# Jag's New CDX



## Andaka (Jun 29, 2003)

Jag and I completed his CDX today. We did pretty well considering I have not been feeling well since Christmas so we haven't put a lot of training time in this winter.

I am proud of my baby boy.


----------



## dogfaeries (Feb 22, 2010)

Oh my gosh!! Congratulations!!!


----------



## gagsd (Apr 24, 2003)

What an accomplishment!!!!


----------



## MaggieRoseLee (Aug 17, 2001)

Whoohoo to you both!!!!!!


----------



## Guardyan (Aug 29, 2005)

That's wonderful! Congratulations!!! :groovy:


----------



## elisabeth_00117 (May 17, 2009)

Awesome! Congrats to both of you!


----------



## KristiM (Oct 18, 2011)

That's an awesome accomplishment! Congrats. 


Sent from Petguide.com Free App


----------



## JakodaCD OA (May 14, 2000)

YAHOO ! good job and congrats!


----------



## Franksmom (Oct 13, 2010)

Congrats! 
Great Job!


----------



## Andaka (Jun 29, 2003)

Thanks guys. We are on to Utility and continueing with agility.
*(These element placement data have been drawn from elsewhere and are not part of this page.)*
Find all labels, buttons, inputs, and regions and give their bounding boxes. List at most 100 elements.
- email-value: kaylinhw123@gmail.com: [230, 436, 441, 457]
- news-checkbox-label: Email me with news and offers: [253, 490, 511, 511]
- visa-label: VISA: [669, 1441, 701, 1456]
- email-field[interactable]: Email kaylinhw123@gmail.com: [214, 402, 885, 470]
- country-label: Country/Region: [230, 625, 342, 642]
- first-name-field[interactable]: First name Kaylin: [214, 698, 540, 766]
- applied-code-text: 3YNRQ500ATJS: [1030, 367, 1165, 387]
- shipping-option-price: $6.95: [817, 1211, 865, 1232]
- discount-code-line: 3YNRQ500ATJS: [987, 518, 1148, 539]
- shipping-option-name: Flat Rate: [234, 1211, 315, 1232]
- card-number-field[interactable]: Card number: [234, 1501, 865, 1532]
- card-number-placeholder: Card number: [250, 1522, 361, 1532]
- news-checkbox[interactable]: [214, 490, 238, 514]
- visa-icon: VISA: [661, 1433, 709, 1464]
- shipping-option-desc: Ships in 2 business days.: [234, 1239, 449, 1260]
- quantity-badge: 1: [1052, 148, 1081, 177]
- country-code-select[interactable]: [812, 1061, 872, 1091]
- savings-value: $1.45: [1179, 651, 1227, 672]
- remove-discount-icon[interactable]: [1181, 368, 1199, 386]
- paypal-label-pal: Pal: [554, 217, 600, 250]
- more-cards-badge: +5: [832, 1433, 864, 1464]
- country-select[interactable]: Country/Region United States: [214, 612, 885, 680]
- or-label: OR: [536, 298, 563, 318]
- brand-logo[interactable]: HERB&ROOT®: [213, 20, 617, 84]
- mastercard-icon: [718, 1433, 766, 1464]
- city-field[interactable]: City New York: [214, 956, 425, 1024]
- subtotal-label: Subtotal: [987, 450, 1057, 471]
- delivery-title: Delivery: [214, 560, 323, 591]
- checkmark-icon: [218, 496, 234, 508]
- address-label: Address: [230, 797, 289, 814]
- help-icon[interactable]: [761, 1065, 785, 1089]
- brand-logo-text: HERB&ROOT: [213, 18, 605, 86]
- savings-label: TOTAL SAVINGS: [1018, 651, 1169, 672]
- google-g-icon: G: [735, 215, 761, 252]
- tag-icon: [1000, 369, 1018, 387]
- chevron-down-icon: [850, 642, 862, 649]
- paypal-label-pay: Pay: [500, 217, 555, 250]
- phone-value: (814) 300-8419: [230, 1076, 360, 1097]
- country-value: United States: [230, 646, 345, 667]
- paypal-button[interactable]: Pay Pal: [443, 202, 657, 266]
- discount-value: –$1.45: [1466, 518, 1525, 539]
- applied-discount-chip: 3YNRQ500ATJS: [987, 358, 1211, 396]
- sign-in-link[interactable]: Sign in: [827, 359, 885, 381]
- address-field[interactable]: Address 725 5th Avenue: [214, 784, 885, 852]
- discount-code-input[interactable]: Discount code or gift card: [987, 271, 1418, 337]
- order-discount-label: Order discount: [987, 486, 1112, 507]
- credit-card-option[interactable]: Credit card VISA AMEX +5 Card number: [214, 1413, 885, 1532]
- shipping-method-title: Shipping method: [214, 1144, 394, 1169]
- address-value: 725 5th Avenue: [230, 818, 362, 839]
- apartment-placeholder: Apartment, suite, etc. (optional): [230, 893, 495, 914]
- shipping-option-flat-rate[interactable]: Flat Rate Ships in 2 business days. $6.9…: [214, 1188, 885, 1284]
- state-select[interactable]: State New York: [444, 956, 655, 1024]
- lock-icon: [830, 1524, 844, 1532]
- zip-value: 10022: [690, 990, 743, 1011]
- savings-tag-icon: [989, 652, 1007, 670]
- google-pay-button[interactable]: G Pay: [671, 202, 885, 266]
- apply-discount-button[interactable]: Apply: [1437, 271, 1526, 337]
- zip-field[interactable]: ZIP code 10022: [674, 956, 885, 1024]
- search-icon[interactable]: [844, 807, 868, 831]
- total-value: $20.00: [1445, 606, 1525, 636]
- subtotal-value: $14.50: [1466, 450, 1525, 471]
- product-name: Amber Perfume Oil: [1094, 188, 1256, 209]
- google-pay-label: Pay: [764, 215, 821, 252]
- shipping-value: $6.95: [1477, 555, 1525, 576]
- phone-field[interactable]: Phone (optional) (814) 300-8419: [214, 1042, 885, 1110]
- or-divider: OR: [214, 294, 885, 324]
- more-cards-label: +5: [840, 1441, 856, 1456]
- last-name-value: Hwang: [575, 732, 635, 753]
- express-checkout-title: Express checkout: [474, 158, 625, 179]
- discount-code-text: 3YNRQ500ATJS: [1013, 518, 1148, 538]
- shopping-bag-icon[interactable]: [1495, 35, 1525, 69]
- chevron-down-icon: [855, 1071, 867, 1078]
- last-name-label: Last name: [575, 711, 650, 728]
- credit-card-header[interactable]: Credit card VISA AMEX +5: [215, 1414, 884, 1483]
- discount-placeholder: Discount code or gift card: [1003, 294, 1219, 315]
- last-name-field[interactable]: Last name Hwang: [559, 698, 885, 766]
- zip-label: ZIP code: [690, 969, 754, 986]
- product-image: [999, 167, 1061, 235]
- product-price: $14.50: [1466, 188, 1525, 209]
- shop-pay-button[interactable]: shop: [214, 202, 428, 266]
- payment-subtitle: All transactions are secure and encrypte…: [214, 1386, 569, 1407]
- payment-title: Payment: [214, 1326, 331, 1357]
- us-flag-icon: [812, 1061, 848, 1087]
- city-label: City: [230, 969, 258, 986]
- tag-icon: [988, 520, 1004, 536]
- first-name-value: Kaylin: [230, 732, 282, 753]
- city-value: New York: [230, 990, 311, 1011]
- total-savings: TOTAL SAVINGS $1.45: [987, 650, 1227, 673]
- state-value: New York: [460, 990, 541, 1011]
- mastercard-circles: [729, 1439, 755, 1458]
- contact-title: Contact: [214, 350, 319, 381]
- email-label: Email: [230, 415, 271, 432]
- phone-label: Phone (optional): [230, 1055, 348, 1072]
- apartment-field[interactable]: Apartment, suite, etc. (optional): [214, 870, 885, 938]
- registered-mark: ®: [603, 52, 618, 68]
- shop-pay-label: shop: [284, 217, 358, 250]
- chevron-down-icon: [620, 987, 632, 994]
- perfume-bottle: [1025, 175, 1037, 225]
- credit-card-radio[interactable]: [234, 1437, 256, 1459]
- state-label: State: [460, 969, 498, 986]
I love dog training!


----------



## BUBBAGSD (Jul 16, 2010)

congrats


----------



## DunRingill (Dec 28, 2007)

Congrats, great job!! On to Utility!!


----------



## wolfstraum (May 2, 2003)

:congratulations:

Good Job!!!!! 


Lee


----------



## Jag (Jul 27, 2012)

:congratulations: Good job to both of you!!


----------



## carmspack (Feb 2, 2011)

good for you !


----------